Bariloche, sacudida por otro presidente de EE.UU.

Edición Impresa

Una alfombra roja y un blindaje de seguridad inusual esperan mañana a Barack Obama y a su familia en la ciudad de Bariloche, adonde el presidente de los Estados Unidos llegará a bordo de un avión pequeño, propiedad del Gobierno norteamericano, para una suerte de escala de apenas siete horas, previa a su viaje final hacia Washington.

Obama será recibido en el aeropuerto Teniente Luis Candelaria, cerca de las 14, por el intendente Gustavo Gennuso, el radical vecinalista que logró arrebatarle al kirchnerismo la jefatura de uno de los municipios más emblemáticos de la provincia de Río Negro.

Aunque la visita de la familia Obama a Bariloche no está enmarcada en una agenda oficial, hasta anoche las autoridades locales se esperanzaban con la posibilidad de que el mandatario tenga alguna actividad en el INVAP antes de trasladarse en helicóptero hacia el Hotel Llao Llao, donde finalmente prevé descansar y disfrutar de uno de los paisajes más bucólicos de la Patagonia.

Sucede que una foto en el INVAP podría aportar un beneficio adicional para esta sociedad estatal que ayer firmó con la química multinacional Dow un entendimiento para la construcción de un parque eólico en Cerro Policía, que significaría una inversión de u$s 123 millones para alcanzar 50 megavatios de potencia instalada en dos fases. Además de que el INVAP exporta sistemas de reactores nucleares y tecnología para el sector aeroespacial, especialmente diseñando y construyendo satélites como el Arsat-2 -lanzado en octubre pasado-, que convirtió a la Argentina en el primer país latinoamericano en elaborar y poner en órbita un instrumento geoestacional propio.

No es, sin embargo, la primera vez que un presidente norteamericano elige esta ciudad. Primero lo hizo Theodore Roosevelt y luego Dwight Eisenhower, quienes quedaron prendados del encanto del paisaje. Treinta y siete años después, Bill Clinton se convirtió en el tercer jefe de Estado en arribar a Bariloche. Lo hizo junto a su esposa Hillary, la precandidata presidencial favorita del Partido Demócrata que podría suceder a Obama el 8 de noviembre.

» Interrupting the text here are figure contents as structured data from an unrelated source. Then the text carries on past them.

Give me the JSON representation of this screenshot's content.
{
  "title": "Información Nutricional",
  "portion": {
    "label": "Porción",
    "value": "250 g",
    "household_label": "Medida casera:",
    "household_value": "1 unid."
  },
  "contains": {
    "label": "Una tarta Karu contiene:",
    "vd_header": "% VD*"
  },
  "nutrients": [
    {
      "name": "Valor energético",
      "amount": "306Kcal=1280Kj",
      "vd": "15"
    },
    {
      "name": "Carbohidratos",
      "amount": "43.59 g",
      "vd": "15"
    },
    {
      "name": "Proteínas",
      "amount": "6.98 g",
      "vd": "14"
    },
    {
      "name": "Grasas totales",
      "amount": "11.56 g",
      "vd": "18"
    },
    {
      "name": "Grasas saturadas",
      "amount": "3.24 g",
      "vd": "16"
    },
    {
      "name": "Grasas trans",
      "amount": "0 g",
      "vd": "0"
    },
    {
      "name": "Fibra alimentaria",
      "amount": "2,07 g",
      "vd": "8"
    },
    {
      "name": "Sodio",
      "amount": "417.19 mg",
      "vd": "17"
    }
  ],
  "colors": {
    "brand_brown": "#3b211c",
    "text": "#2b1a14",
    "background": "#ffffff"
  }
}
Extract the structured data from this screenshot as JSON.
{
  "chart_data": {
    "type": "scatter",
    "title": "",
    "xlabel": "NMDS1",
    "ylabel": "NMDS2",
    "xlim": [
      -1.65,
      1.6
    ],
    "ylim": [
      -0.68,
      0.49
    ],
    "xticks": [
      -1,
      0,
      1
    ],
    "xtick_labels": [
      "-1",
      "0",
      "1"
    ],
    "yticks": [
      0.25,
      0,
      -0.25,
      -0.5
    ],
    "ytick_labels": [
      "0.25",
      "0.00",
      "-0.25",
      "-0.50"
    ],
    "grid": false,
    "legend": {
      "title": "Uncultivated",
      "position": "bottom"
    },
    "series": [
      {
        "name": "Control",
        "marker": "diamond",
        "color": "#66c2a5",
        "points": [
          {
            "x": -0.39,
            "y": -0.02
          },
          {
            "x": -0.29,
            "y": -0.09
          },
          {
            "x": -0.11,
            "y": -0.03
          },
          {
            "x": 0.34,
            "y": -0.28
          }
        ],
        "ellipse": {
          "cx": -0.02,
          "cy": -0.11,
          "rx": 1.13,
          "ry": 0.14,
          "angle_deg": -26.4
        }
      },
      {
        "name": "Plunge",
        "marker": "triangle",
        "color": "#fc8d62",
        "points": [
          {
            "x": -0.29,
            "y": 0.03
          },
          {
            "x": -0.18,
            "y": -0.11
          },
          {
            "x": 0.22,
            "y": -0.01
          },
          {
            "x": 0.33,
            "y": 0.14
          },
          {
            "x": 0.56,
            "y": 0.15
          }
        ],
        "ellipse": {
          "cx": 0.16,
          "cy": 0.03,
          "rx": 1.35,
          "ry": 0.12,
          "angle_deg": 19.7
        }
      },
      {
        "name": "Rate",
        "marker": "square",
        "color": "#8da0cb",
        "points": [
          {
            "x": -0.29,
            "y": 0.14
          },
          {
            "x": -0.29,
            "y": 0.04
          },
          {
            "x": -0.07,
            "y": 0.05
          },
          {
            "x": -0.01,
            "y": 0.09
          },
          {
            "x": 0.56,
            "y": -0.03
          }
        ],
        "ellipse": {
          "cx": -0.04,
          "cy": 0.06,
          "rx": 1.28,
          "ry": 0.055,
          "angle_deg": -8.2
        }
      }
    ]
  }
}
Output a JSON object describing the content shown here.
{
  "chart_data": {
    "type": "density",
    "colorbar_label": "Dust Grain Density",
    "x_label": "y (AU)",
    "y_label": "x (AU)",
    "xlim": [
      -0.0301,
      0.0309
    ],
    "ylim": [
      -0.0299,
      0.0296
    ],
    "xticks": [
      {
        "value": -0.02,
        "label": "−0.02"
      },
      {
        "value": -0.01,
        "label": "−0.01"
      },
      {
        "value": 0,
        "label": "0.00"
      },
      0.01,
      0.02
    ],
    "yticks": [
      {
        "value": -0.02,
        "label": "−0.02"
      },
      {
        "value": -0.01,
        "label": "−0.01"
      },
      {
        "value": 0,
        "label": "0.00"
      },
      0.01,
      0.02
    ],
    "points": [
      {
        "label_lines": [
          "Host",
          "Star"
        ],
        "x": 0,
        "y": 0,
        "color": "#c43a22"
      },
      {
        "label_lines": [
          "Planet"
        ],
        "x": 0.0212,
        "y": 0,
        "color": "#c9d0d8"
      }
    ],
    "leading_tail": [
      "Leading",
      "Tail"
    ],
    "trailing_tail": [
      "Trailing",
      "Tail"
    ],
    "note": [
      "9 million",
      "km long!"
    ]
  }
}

La presencia de la delegación de los Estados Unidos altera desde hace varios días la cotidianeidad de esta ciudad que, durante el resto del año, vive al ritmo de una aldea cordillerana. Intenso ir y venir de camionetas blindadas, un notorio incremento de presencia policial y hasta el aterrizaje de un avión de carga estadounidense con material de seguridad, agentes y helicópteros, dibujan un paisaje inusual.

En simultáneo, el Centro Cívico se prepara para la tradicional Fiesta del Chocolate, el evento convocante excluyente de este destino fuera de la temporada de nieve, que se convierte en un poderoso imán para turistas de todas partes del mundo. Paradójicamente, la llegada de Obama bloqueó las reservas en tres de los hoteles más imponentes de Bariloche, además del Llao Llao, donde se supone que se alojará la comitiva que acompaña al Presidente.

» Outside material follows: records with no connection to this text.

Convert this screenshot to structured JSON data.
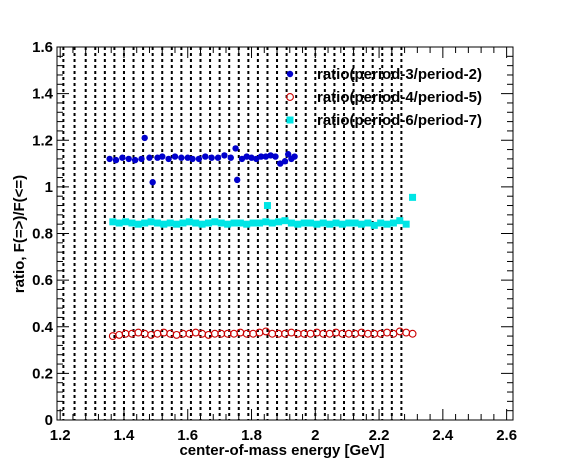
{
  "chart_data": {
    "type": "scatter",
    "title": "",
    "xlabel": "center-of-mass energy [GeV]",
    "ylabel": "ratio, F(=>)/F(<=)",
    "xlim": [
      1.19,
      2.62
    ],
    "ylim": [
      0,
      1.6
    ],
    "xticks": [
      "1.2",
      "1.4",
      "1.6",
      "1.8",
      "2",
      "2.2",
      "2.4",
      "2.6"
    ],
    "yticks": [
      "0",
      "0.2",
      "0.4",
      "0.6",
      "0.8",
      "1",
      "1.2",
      "1.4",
      "1.6"
    ],
    "grid": false,
    "legend_position": "top-right",
    "vertical_lines_x": [
      1.21,
      1.245,
      1.28,
      1.31,
      1.34,
      1.37,
      1.4,
      1.43,
      1.46,
      1.49,
      1.52,
      1.55,
      1.58,
      1.61,
      1.64,
      1.67,
      1.7,
      1.73,
      1.76,
      1.79,
      1.82,
      1.85,
      1.88,
      1.91,
      1.94,
      1.97,
      2.0,
      2.03,
      2.06,
      2.09,
      2.12,
      2.15,
      2.18,
      2.21,
      2.24,
      2.27
    ],
    "series": [
      {
        "name": "ratio(period-3/period-2)",
        "color": "#0000cc",
        "marker": "filled-circle",
        "x": [
          1.355,
          1.375,
          1.395,
          1.415,
          1.435,
          1.455,
          1.465,
          1.48,
          1.49,
          1.505,
          1.52,
          1.54,
          1.56,
          1.58,
          1.6,
          1.615,
          1.635,
          1.655,
          1.675,
          1.695,
          1.715,
          1.735,
          1.75,
          1.755,
          1.77,
          1.785,
          1.8,
          1.815,
          1.83,
          1.845,
          1.86,
          1.875,
          1.89,
          1.905,
          1.915,
          1.925,
          1.935
        ],
        "y": [
          1.12,
          1.115,
          1.125,
          1.12,
          1.115,
          1.12,
          1.21,
          1.125,
          1.02,
          1.125,
          1.13,
          1.12,
          1.13,
          1.125,
          1.125,
          1.12,
          1.12,
          1.13,
          1.125,
          1.125,
          1.135,
          1.125,
          1.165,
          1.03,
          1.12,
          1.13,
          1.125,
          1.12,
          1.13,
          1.13,
          1.135,
          1.13,
          1.1,
          1.11,
          1.14,
          1.12,
          1.13
        ]
      },
      {
        "name": "ratio(period-4/period-5)",
        "color": "#cc0000",
        "marker": "open-circle",
        "x": [
          1.365,
          1.385,
          1.405,
          1.425,
          1.445,
          1.465,
          1.485,
          1.505,
          1.525,
          1.545,
          1.565,
          1.585,
          1.605,
          1.625,
          1.645,
          1.665,
          1.685,
          1.705,
          1.725,
          1.745,
          1.765,
          1.785,
          1.805,
          1.825,
          1.845,
          1.865,
          1.885,
          1.905,
          1.925,
          1.945,
          1.965,
          1.985,
          2.005,
          2.025,
          2.045,
          2.065,
          2.085,
          2.105,
          2.125,
          2.145,
          2.165,
          2.185,
          2.205,
          2.225,
          2.245,
          2.265,
          2.285,
          2.305
        ],
        "y": [
          0.36,
          0.365,
          0.37,
          0.37,
          0.375,
          0.37,
          0.365,
          0.37,
          0.375,
          0.37,
          0.365,
          0.37,
          0.37,
          0.375,
          0.37,
          0.365,
          0.37,
          0.37,
          0.37,
          0.37,
          0.375,
          0.37,
          0.37,
          0.375,
          0.38,
          0.37,
          0.37,
          0.37,
          0.375,
          0.37,
          0.37,
          0.37,
          0.375,
          0.37,
          0.37,
          0.375,
          0.37,
          0.37,
          0.37,
          0.375,
          0.37,
          0.37,
          0.37,
          0.375,
          0.37,
          0.38,
          0.375,
          0.37
        ]
      },
      {
        "name": "ratio(period-6/period-7)",
        "color": "#00e5e5",
        "marker": "filled-square",
        "x": [
          1.365,
          1.385,
          1.405,
          1.425,
          1.445,
          1.465,
          1.485,
          1.505,
          1.525,
          1.545,
          1.565,
          1.585,
          1.605,
          1.625,
          1.645,
          1.665,
          1.685,
          1.705,
          1.725,
          1.745,
          1.765,
          1.785,
          1.805,
          1.825,
          1.845,
          1.85,
          1.865,
          1.885,
          1.905,
          1.925,
          1.945,
          1.965,
          1.985,
          2.005,
          2.025,
          2.045,
          2.065,
          2.085,
          2.105,
          2.125,
          2.145,
          2.165,
          2.185,
          2.205,
          2.225,
          2.245,
          2.265,
          2.285,
          2.305
        ],
        "y": [
          0.85,
          0.845,
          0.85,
          0.845,
          0.84,
          0.845,
          0.85,
          0.845,
          0.84,
          0.845,
          0.84,
          0.845,
          0.85,
          0.845,
          0.84,
          0.845,
          0.85,
          0.845,
          0.84,
          0.845,
          0.845,
          0.84,
          0.845,
          0.845,
          0.85,
          0.92,
          0.845,
          0.85,
          0.855,
          0.845,
          0.84,
          0.845,
          0.845,
          0.84,
          0.845,
          0.84,
          0.845,
          0.84,
          0.845,
          0.845,
          0.84,
          0.845,
          0.835,
          0.845,
          0.84,
          0.845,
          0.855,
          0.84,
          0.955
        ]
      }
    ]
  }
}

Descartada una visita a la exclusiva Villa La Angostura se espera que la familia presidencial disfrute sólo de los encantadores rincones que rodean al hotel enmarcado por los picos de los cerros López y Tronador, y los lagos Moreno y Nahuel Huapi. Hasta se descartó, por ahora, una ronda de golf en el formidable campo de 18 hoyos diseñado por el estadounidense Jack Nicklaus.

Para la puesta del sol y antes de la partida de Obama -esta vez sí a bordo del Air Force One-, el hotel preparaba ayer una selección de manjares dulces y salados con fuerte impronta local, que el chef ejecutivo guardaba como un secreto bajo siete llaves. Se espera que para ese momento llegue a la villa turística Mauricio Macri, quien viajaría hacia Bariloche para darle la despedida oficial al presidente.